Bu hikaye onun için “haysiyetin temel unsurlarından olan emniyet ihlalinin ne olduğu” noktasıdır. Burada der önemli olan küçük çocuğun “psikolojik emniyeti”dir. Küçük çocuk burada çift darbe yemiş oldu. Bir arkadaşı ona gol atamadığı için herkesin içinde bağırarak alenen aşağılamıştı ve bundan dolayı kendini kötü hissediyordu. Küçük düşürülmeye tepki olarak kaçtığı ve teselli bulmak istediği evlerinde ise istediği desteği ve onayı alamadı. Alamadığı gibi babasının laflarından daha büyük bir darbe yedi. Babası da ona hanım evladı derken bunu herkesin içinde yaptı.
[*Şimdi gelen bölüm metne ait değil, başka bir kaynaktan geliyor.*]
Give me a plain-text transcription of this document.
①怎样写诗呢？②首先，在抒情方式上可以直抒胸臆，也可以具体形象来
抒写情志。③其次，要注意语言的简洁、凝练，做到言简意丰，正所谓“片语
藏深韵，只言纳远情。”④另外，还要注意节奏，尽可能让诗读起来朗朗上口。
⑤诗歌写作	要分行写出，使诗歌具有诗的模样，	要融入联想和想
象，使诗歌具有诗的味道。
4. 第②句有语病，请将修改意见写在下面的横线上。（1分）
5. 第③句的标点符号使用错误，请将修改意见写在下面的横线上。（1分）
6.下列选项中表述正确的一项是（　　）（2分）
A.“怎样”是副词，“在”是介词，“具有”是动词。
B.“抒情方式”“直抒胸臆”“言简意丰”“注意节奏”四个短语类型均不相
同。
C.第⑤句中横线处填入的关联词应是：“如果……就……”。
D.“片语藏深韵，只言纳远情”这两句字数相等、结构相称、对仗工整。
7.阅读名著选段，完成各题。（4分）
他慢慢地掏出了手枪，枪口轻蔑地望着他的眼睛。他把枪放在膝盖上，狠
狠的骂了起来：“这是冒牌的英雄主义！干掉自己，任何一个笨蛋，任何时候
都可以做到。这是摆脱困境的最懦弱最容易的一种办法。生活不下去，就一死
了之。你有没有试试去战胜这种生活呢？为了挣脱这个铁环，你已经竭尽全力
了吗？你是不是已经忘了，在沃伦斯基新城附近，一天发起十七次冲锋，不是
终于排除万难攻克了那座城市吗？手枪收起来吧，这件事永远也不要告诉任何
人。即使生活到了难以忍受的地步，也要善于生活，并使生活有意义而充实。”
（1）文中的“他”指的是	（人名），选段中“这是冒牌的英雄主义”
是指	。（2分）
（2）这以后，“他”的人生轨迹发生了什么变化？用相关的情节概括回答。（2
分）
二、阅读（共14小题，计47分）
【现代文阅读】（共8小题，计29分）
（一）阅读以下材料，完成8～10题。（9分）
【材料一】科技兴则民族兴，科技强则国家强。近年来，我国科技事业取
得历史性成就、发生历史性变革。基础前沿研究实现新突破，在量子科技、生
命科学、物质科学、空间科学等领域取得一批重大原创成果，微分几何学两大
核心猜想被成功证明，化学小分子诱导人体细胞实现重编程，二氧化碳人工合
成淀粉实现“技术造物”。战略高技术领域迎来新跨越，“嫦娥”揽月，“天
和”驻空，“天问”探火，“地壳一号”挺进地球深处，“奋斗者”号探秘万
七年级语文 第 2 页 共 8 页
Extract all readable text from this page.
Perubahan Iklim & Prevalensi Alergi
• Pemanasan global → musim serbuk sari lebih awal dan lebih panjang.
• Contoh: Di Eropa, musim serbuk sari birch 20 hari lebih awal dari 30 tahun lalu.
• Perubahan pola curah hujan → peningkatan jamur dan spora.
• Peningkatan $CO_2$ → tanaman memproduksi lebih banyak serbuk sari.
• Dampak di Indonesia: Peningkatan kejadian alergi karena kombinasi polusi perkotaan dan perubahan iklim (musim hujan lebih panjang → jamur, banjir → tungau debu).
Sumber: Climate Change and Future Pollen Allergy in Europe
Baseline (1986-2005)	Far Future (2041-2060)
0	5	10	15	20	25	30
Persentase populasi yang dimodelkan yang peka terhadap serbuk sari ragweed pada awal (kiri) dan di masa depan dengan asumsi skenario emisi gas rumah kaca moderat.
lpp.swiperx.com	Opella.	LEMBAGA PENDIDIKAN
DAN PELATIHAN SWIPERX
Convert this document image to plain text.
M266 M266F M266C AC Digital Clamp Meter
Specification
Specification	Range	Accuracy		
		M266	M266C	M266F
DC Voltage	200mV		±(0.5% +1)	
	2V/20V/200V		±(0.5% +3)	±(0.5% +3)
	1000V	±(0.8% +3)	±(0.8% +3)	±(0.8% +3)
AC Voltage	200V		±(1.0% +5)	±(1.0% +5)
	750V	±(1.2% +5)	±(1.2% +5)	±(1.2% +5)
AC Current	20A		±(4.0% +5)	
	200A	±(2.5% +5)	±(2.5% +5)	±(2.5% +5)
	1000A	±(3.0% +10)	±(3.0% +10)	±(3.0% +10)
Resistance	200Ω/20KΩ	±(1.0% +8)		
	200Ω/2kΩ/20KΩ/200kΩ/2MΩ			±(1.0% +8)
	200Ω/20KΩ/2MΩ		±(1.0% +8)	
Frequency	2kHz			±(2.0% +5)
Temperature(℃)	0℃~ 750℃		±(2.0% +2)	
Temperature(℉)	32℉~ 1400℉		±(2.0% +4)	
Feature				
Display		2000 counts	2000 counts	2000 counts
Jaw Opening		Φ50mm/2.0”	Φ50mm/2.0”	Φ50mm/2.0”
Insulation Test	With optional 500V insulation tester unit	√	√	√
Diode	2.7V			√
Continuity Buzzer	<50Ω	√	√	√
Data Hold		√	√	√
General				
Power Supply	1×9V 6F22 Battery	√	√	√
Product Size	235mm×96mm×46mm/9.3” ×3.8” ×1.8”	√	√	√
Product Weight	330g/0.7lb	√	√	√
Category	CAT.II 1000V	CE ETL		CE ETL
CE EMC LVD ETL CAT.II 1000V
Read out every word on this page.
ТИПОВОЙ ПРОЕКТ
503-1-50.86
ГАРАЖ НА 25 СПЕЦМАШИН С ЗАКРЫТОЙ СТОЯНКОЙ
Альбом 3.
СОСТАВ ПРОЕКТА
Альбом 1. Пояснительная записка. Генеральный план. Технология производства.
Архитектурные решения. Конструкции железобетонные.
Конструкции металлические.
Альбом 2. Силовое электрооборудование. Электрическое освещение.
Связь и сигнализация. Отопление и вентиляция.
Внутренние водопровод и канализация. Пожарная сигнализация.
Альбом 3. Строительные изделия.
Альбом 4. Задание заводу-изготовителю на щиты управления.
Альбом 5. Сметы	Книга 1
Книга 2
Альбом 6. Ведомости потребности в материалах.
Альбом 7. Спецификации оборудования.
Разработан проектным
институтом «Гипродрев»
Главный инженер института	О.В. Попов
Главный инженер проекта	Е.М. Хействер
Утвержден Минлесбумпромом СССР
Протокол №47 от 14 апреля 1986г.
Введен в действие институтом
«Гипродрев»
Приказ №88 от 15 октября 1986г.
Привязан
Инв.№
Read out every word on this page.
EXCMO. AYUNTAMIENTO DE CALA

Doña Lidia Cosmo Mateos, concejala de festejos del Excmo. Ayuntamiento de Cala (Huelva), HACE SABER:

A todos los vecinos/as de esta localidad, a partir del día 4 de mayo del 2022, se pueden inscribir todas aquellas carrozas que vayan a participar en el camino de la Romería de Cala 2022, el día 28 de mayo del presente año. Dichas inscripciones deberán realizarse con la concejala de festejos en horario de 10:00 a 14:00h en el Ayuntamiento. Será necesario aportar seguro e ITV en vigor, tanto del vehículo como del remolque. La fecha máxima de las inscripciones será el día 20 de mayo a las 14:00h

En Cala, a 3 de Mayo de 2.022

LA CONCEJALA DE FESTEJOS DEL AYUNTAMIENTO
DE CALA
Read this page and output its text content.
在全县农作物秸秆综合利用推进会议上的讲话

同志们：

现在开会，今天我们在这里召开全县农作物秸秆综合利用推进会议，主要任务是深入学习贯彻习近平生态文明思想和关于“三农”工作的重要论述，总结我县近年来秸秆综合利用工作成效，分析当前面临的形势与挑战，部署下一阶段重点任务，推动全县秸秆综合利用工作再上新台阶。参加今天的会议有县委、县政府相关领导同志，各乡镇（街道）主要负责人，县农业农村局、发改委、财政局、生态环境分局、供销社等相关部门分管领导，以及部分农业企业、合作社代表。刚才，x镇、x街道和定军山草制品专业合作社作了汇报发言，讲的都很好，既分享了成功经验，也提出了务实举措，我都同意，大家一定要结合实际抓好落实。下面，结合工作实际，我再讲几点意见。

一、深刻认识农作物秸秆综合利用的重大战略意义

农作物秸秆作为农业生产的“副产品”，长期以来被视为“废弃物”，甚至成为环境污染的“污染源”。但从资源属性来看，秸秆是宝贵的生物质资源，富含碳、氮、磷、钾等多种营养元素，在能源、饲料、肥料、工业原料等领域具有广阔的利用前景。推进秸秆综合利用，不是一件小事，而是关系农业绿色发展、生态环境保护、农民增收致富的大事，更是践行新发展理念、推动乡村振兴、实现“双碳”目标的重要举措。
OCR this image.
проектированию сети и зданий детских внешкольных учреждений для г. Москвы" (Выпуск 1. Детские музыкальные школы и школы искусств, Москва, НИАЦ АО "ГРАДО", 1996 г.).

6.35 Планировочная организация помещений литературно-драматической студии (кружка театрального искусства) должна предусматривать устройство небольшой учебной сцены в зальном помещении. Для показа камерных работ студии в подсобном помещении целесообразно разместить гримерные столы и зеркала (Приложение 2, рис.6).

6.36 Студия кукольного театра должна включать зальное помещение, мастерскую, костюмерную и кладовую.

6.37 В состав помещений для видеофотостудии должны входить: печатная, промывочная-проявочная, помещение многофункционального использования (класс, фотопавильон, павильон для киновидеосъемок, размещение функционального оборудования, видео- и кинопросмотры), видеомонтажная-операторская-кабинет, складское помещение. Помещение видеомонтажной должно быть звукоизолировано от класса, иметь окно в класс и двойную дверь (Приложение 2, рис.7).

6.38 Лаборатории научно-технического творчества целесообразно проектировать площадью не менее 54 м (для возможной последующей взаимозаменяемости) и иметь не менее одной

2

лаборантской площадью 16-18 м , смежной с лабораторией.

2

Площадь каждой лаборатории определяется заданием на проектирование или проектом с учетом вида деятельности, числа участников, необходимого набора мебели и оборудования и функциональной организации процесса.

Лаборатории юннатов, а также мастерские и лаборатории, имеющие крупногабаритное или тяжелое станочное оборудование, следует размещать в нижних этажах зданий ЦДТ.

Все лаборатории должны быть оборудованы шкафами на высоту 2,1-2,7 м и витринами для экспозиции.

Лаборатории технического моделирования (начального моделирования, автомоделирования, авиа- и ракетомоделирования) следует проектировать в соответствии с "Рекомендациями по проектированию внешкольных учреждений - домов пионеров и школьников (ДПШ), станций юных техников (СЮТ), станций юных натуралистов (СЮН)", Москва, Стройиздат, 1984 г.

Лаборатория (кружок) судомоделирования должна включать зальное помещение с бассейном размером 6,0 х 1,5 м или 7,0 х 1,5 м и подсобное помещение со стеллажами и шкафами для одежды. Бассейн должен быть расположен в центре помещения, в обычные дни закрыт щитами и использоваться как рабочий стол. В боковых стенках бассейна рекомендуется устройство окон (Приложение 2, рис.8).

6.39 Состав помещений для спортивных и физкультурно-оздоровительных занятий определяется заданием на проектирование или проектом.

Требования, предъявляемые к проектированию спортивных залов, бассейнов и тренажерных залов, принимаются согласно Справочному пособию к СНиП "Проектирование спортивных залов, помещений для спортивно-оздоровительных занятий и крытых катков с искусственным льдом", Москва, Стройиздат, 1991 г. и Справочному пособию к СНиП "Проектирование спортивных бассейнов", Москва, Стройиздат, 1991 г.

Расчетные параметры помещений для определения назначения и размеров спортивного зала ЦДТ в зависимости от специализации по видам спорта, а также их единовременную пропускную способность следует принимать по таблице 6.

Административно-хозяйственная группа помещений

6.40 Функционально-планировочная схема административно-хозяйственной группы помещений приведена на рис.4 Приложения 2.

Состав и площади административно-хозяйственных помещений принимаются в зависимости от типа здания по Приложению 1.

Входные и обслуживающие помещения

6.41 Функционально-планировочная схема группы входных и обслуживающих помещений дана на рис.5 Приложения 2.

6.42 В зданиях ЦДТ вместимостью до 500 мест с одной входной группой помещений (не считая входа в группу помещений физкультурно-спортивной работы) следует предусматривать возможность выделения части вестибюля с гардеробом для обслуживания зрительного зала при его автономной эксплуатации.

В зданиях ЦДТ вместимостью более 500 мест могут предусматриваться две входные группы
Birini başkalarının önünde küçük düşürmek harap edici olabilir.
“Naomi Eisenberger ve Mathew Lieberman’ın araştırmasının göstermiş olduğu üzere beynimizin, psikolojik olarak incindiğimizde etkin hale gelen bölgesiyle fiziksel bir hasar deneyimlediğimizde etkin hale bölgesi aynıdır.” Yani çocuğunuzun kolu yada ayağı kırıldığında yaşanılan neyse bunda da odur. Ancak tepkilerimiz farklıdır. Kolu kırıldığında ebeveyn olarak elimiz kolumuz bağlanır ve hemen hastahaneye giderek çözüm bulmaya çalışırız. Ancak bu olayda çocuk bir de üstüne azar duymakta ve yine utandırılmaktadır.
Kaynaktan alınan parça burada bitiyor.